Besuch des Kreisschülerrates

Am 18. Februar 2026 besuchte uns der Kreisschülerrat des Landkreises Vorpommern-Rügen in unserem Büro in Stralsund. Im Mittelpunkt des Austauschs standen die strukturelle Einbindung junger Menschen in politische Entscheidungsprozesse sowie konkrete Forderungen der Schülervertretung zur Verbesserung der schulischen Rahmenbedingungen.

Der Kreisschülerrat, der gemäß Schulgesetz Mecklenburg-Vorpommern als gesetzlich verankertes Gremium bei jugendrelevanten Themen angehört werden muss, nutzte das Treffen, um auf bestehende Defizite in der Zusammenarbeit mit dem Kreistag hinzuweisen. „In der Vergangenheit lief es nicht immer optimal mit der Anhörung der Jugend“, betonten die Vertreter*innen. „Wir wollen, dass unsere Perspektive gehört wird.“ Der Kreisschülerrat setzt sich aus gewählten Schülervertreterinnen zusammen, die für zwei Jahre amtieren und für Gremiensitzungen sogar von der Schule freigestellt werden können.

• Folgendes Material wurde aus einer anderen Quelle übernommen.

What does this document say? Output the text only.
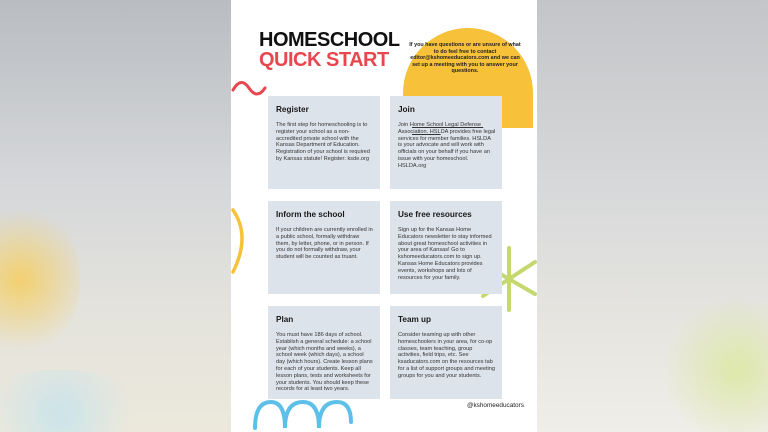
HOMESCHOOL
QUICK START
If you have questions or are unsure of what to do feel free to contact editor@kshomeeducators.com and we can set up a meeting with you to answer your questions.
Register

The first step for homeschooling is to register your school as a non-accredited private school with the Kansas Department of Education. Registration of your school is required by Kansas statute! Register: ksde.org

Join

Join Home School Legal Defense Association. HSLDA provides free legal services for member families. HSLDA is your advocate and will work with officials on your behalf if you have an issue with your homeschool. HSLDA.org

Inform the school

If your children are currently enrolled in a public school, formally withdraw them, by letter, phone, or in person. If you do not formally withdraw, your student will be counted as truant.

Use free resources

Sign up for the Kansas Home Educators newsletter to stay informed about great homeschool activities in your area of Kansas! Go to kshomeeducators.com to sign up. Kansas Home Educators provides events, workshops and lots of resources for your family.

Plan

You must have 186 days of school. Establish a general schedule: a school year (which months and weeks), a school week (which days), a school day (which hours). Create lesson plans for each of your students. Keep all lesson plans, tests and worksheets for your students. You should keep these records for at least two years.

Team up

Consider teaming up with other homeschoolers in your area, for co-op classes, team teaching, group activities, field trips, etc. See ksaducators.com on the resources tab for a list of support groups and meeting groups for you and your students.

@kshomeeducators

Vergütet werden sie für ihre Arbeit jedoch nicht, auch nicht für ihre Fahrten durch den Landkreis, um sich bspw. zu treffen. Das ist eine der Forderungen, die der Kreisschülerrat vergangene Woche formuliert hat – die fehlende finanzielle Ausstattung des Kreisschülerrates im Haushalt des Landkreises. Weitere Wünsche des Gremiums waren die Einführung eines vergünstigten Deutschlandtickets für Schüler*innen, die Unterstützung und die Bereitstellung von Mitteln für Projekte in den Schulen gegen Extremismus, die Digitalisierung in den Schulen, die oft ganz unterschiedliche Standards aufweisen und wo es viele Diskrepanzen zwischen Ausstattung, Kompetenzen und Kompatibilität gibt. Vor allem wünschen sie sich aber auch einfach einen regelmäßigen Austausch mit den Fraktionen des Kreistages.

„Die Schüler*innen haben klar gemacht, dass sie nicht nur gehört, sondern auch ernst genommen werden wollen“, erklärte Anett Kindler, stellv. Fraktionsvorsitzende. „Ihre Forderungen sind konkret und umsetzbar – etwa ein regelmäßiger Austausch im Kreistag oder die finanzielle Unterstützung ihrer Arbeit. Hier muss der Landkreis Verantwortung übernehmen. Wir werden die Themen in die entsprechenden Ausschüsse einbringen und uns einsetzen.“

Damit das Gespräch nicht wieder abreißt, haben wir einen Termin in 3 Monaten vereinbart. Dann sind die aktuellen Amtsinhaber*innen zum Teil kurz vor dem Abitur. Danach werden die Plätze wieder neu besetzt. Der aktuelle Kreisschülerrat hat sich daher vorgenommen, Strukturen zu etablieren, die trotz der regelmäßigen Neubesetzung der Posten einen kontinuierlicheren Ablauf ermöglicht als zuletzt.

Chapeau für diese jungen Politiker*innen und ihr Engagement!!